Surplus Stok Beras Tidak Sesuai Kenyataan di Lapangan, Indonesian Audit Watch Desak Audit Menyeluruh

IVOOX.id – Indonesian Audit Watch (IAW) meminta Kementerian Pertanian mengubah pola kerja secara menyeluruh. Audit fisik gudang, audit distribusi SPHP, dan audit mutu stok harus dilakukan, bukan sekadar retorika podium. Dashboard stok, harga gabah, dan arus distribusi perlu dipublikasikan secara transparan agar publik bisa menguji klaim pemerintah setiap hari.
“Publik tidak butuh surplus kata-kata, publik butuh beras dengan harga terjangkau dan mutu terjamin. Menteri harus berhenti menjadi juru bicara retorika dan mulai menjadi manajer yang patuh pada audit,” kata Iskandar Sitorus, Sekretaris Pendiri Indonesian Audit Watch (IAW) dalam keterangan resmi yang diterima ivoox.id Minggu (24/8/2025).
Selama bertahun-tahun publik terus dijejali klaim tentang stok beras surplus, gudang penuh, hingga penyerapan gabah yang melonjak. Namun di lapangan, kondisi jauh berbeda. Harga beras tidak pernah turun signifikan, distribusi masih tersendat, penggilingan kecil berguguran, dan bahkan Menteri Pertanian sendiri mengakui ada satu juta buruh penggilingan padi yang kini terancam kehilangan pekerjaan.

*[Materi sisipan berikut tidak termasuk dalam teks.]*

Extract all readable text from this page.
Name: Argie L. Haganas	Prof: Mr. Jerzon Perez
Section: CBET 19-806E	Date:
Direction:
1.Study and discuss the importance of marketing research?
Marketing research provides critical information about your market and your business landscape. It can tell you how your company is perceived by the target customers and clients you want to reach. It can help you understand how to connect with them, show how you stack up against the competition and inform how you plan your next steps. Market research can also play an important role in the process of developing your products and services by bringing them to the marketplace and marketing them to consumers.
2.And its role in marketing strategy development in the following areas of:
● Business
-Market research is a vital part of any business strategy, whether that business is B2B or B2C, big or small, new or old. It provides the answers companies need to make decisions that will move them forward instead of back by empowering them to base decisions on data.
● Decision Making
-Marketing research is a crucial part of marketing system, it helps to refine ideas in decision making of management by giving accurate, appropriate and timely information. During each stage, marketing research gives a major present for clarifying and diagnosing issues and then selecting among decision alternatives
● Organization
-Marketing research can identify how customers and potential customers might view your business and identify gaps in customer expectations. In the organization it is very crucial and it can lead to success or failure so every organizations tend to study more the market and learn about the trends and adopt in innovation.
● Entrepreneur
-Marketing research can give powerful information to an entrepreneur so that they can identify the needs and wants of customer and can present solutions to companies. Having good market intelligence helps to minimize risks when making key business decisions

Retorika semata tidak lagi cukup, yang dibutuhkan adalah kinerja konkret berbasis data dan audit yang terverifikasi.
Badan Pemeriksa Keuangan (BPK) telah lama memberi arahan jelas melalui Laporan Hasil Pemeriksaan (LHP). Temuan BPK antara lain mencatat kerugian Rp1,2 triliun akibat pembelian beras di atas HPP pada 2017, rusaknya 35 persen cadangan beras pemerintah di tahun 2018 karena penyimpanan buruk, hingga biaya gudang mencapai Rp 2,8 triliun per tahun tanpa perbaikan efisiensi pada 2021. Pada 2023-2024 kembali ditemukan stok fiktif 540 ribu ton dan kerugian Rp 3,5 triliun akibat penumpukan yang tidak tersalurkan. Bila rekomendasi ini dijalankan, pemerintah tidak perlu lagi melakukan impor mendadak sebesar 2,2 juta ton beras.
Ironinya, di satu sisi Kementerian Pertanian terus mengumandangkan klaim surplus hingga 4 juta ton, sementara di sisi lain mesin penggilingan berhenti dan jutaan pekerja terancam PHK. Bila surplus benar-benar nyata, seharusnya rantai produksi tetap bergerak dan lapangan kerja tetap hidup. Kenyataannya, surplus berhenti di angka administrasi, bukan pada perut rakyat.
Jika pola lama tetap dipertahankan, ancaman kehilangan pekerjaan massal bisa menjadi kenyataan. Surplus pangan sejati hanya terwujud bila rekomendasi BPK dilaksanakan, distribusi tepat sasaran, dan mafia pangan benar-benar diberantas. Saatnya bekerja dengan data dan audit.